Hagan Enterprises (also known as Hagan Racing) was a NASCAR team that operated from 1969; 1975–1994. It was owned by owner/driver Billy Hagan. The team is best known for winning the 1984 NASCAR Winston Cup Series championship with Terry Labonte.

History

Hagan made three starts in NASCAR's Grand National/Winston Cup division, finishing eighth in his first start, the inaugural Talladega 500 in a self-owned 1968 Mercury Cyclone. He did not field another car until 1975, finishing 19th once again at Talladega. He also fielded a car for five races for Skip Manning.

In 1976, he fielded the #92 Stratagraph Chevrolet Chevelle Laguna for Manning, and he won Rookie of the Year honors. Manning was released in 1978, and replaced by Terry Labonte. Hagan hired Petty Enterprises crew chief Dale Inman for the 1984 season.
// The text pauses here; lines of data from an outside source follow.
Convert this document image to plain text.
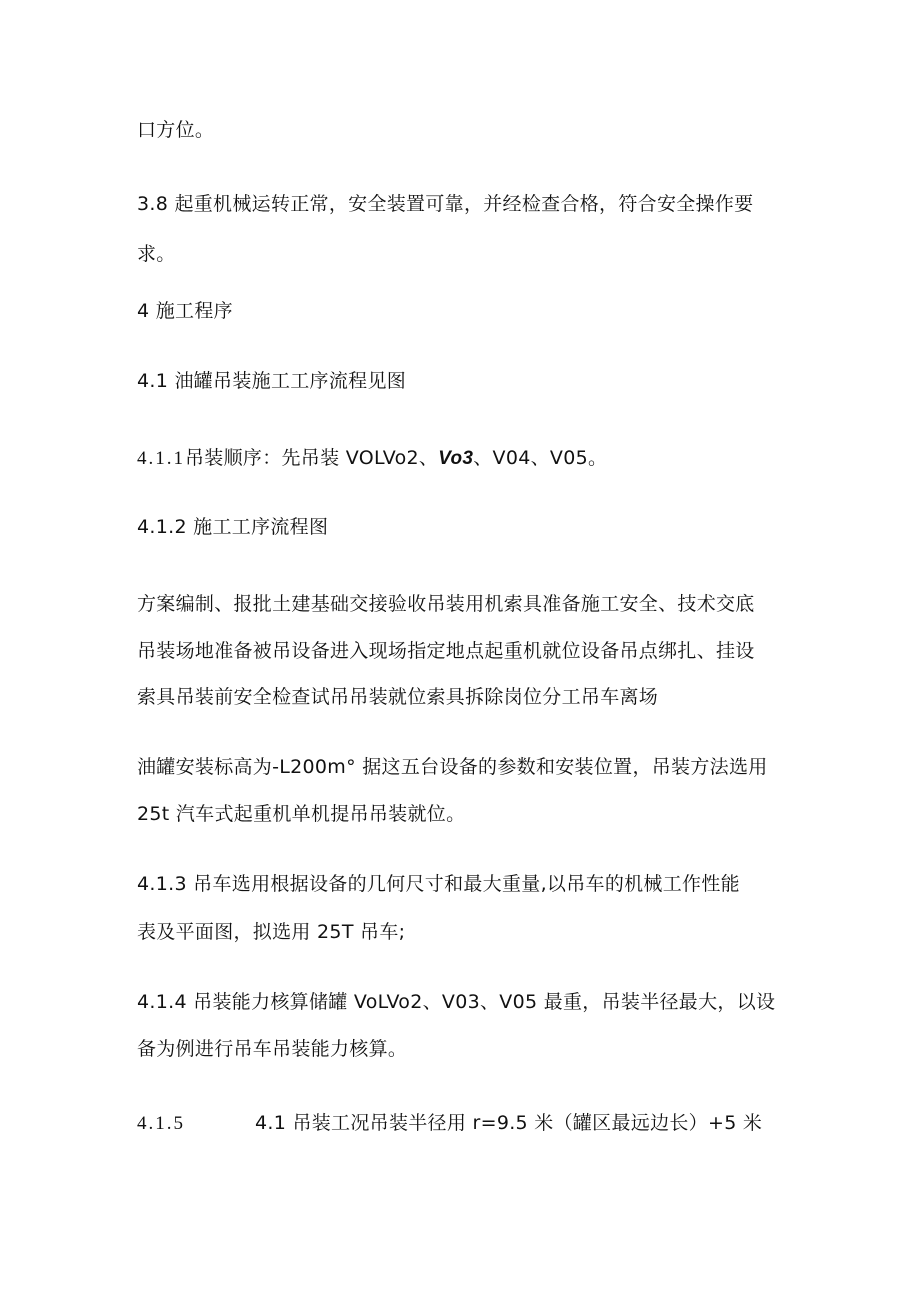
口方位。
3.8 起重机械运转正常，安全装置可靠，并经检查合格，符合安全操作要
求。
4 施工程序
4.1 油罐吊装施工工序流程见图
4.1.1吊装顺序：先吊装 VOLVo2、Vo3、V04、V05。
4.1.2 施工工序流程图
方案编制、报批土建基础交接验收吊装用机索具准备施工安全、技术交底
吊装场地准备被吊设备进入现场指定地点起重机就位设备吊点绑扎、挂设
索具吊装前安全检查试吊吊装就位索具拆除岗位分工吊车离场
油罐安装标高为-L200m° 据这五台设备的参数和安装位置，吊装方法选用
25t 汽车式起重机单机提吊吊装就位。
4.1.3 吊车选用根据设备的几何尺寸和最大重量,以吊车的机械工作性能
表及平面图，拟选用 25T 吊车;
4.1.4 吊装能力核算储罐 VoLVo2、V03、V05 最重，吊装半径最大，以设
备为例进行吊车吊装能力核算。
4.1.5	4.1 吊装工况吊装半径用 r=9.5 米（罐区最远边长）+5 米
Labonte won the Southern 500, and won the 1984 championship. Labonte left the team in 1986, and was replaced by Sterling Marlin. Labonte returned to the team in 1991, but was unable to continue their success. 1994, marked Hagan's last season as a single car owner, fielding cars for John Andretti and Randy MacDonald. In 1996, his shop was purchased by Triad Motorsports. Hagan continued to serve as a co-owner of the operation until the team's demise in 1999.
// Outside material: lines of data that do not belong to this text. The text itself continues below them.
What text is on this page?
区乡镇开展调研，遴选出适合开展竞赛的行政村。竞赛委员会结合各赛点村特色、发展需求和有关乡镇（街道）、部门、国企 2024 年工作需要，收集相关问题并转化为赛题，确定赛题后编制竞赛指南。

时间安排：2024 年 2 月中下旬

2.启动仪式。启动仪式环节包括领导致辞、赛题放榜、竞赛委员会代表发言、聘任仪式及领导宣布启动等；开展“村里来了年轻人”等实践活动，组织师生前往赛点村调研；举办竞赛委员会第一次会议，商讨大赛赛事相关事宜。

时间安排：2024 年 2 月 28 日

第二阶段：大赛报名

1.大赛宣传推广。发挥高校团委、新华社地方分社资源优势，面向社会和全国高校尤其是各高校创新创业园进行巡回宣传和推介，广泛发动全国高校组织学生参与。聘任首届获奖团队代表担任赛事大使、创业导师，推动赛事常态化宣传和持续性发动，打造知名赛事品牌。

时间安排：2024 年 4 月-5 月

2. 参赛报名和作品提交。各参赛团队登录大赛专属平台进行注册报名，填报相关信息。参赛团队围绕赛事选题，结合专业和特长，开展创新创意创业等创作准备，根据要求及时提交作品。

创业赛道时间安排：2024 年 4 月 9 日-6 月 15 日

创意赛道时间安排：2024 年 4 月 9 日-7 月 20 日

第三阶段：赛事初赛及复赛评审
The team ran 547 races, won 6 races, had 101 top 5s, 236 top 10s, 372 top 20s, and 15 poles. They led 3,551 laps out of a possible 156,701, completing 85.83% of them. The drivers who drove for Hagan was Billy Hagan himself, Randy McDonald, Mel Larson, Joe Millikan, Dick May, John Andretti, Skip Manning, Sterling Marlin, and Terry Labonte. Labonte is the only driver who won a race for the team and won the 1984 Winston Cup Championship.